Рак вообще подлая штука. Мне говорят: ты вылечился... Да у нас такого нет вообще, это хроническое заболевание. Хорошо бы, чтобы ты вошел в длительную ремиссию. Надо все сделать, что только можно сделать – опухоль удалить, метастазы, если они есть, убить и т.д. Но не считается, что человек выздоровел. На учете в онкодиспансере стоят пожизненно. Поэтому тут нельзя так говорить о каком-то финале, исходе и т.д. Пока он вот такой... Прооперировали, удалили, желудок полностью, два отдела пищевода, наблюдали, лечили, химиотерапию делали, иммунотерапию...
Сейчас я думаю, что у меня нет психологии больного человека. Мне неохота в этой теме копаться. Онкологическая болезнь тебя меняет. Потому что ты теперь живешь с этим. И будешь все время жить с этим – дольше, меньше... Твоя задача в этих обстоятельствах улучшить качество жизни по максимуму. Это отдельная очень интересная тема. Я бы за нее в принципе взялся. Потому что есть примеры просто сногсшибательные. Но пока не хочу, потому что у меня сейчас нет этой психологии. Я не хочу про это думать.
Ты не хочешь возвращаться в психологию больного человека, и это понятно. Но так совпало, что мы пережили ковид, пережили пандемию и карантин. Вроде мы из него выходим, почти вышли. Но очевидно, что мы не просто вернемся в ситуацию февраля 2020 года. Мир стал другим. В твоем личном случае – ты чувствуешь что-нибудь подобное? Ты стал другим?
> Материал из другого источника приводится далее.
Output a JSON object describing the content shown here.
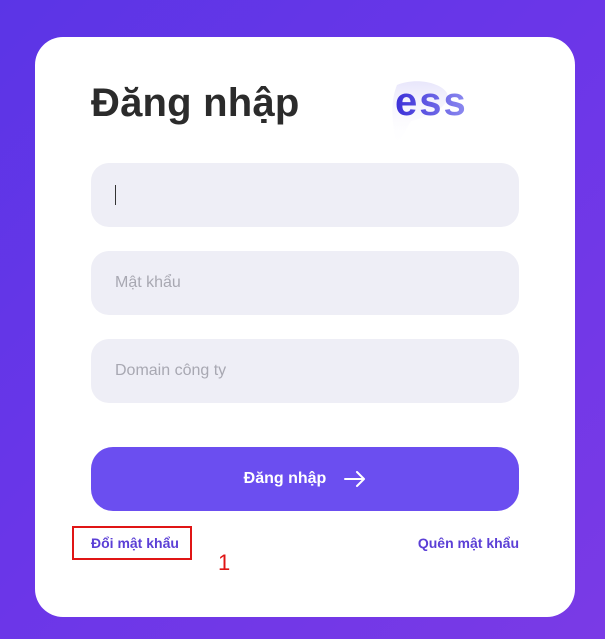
{
  "login": {
    "title": "Đăng nhập",
    "logo_text": "ess",
    "username": {
      "value": "",
      "placeholder": ""
    },
    "password": {
      "value": "",
      "placeholder": "Mật khẩu"
    },
    "domain": {
      "value": "",
      "placeholder": "Domain công ty"
    },
    "submit_label": "Đăng nhập",
    "change_password_link": "Đổi mật khẩu",
    "forgot_password_link": "Quên mật khẩu"
  },
  "annotation": {
    "label": "1"
  },
  "colors": {
    "background": "#6236e6",
    "card": "#ffffff",
    "field": "#eeeef6",
    "primary": "#6b4ef0",
    "link": "#5b3fd6",
    "annotation": "#e01515"
  }
}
Александр Беляев: Безусловно, да. У меня половина книги об этом. Мало того, я вообще самонадеянно скажу, что я стал лучше. У меня в голове произошли позитивные перемены. Я часто вспоминаю себя трехлетней давности, когда я был на каком-то пике невроза. Я тогда был больнее, чем сейчас. Тогда же у меня всякие язвы начались. Это же три года назад было, если вспомнить мои симптомы, сердцебиение непонятно какое, плохой сон. При том, что я в определенный момент вообще с алкоголем завязал, включая бокал пива к ужину. Все равно очевидные проблемы были. Гипертония сильная, боли какие-то в груди, обмороки. Я все списывал на нервы. Видимо, от нервов это началось. Мама тогда умирала и т.д. Я просто помню это. Три года назад я был абсолютно невротик, псих, которых бесился из-за всего. И из-за этого принимал неправильные решения. Когда по мне жизнь так проехалась и мне просто пришлось физически какое-то время лежать в постели, сначала до операции, потом после операции, потом во время химиотерапии, когда ты ничего не можешь и ничего не хочешь, это период смирения и это тебя меняет. Я очень рад, что я не обращаю внимание на всякую ерунду. Я рад, что к некоторым вещам я отношусь гораздо более практически, а к некоторым гораздо более философски.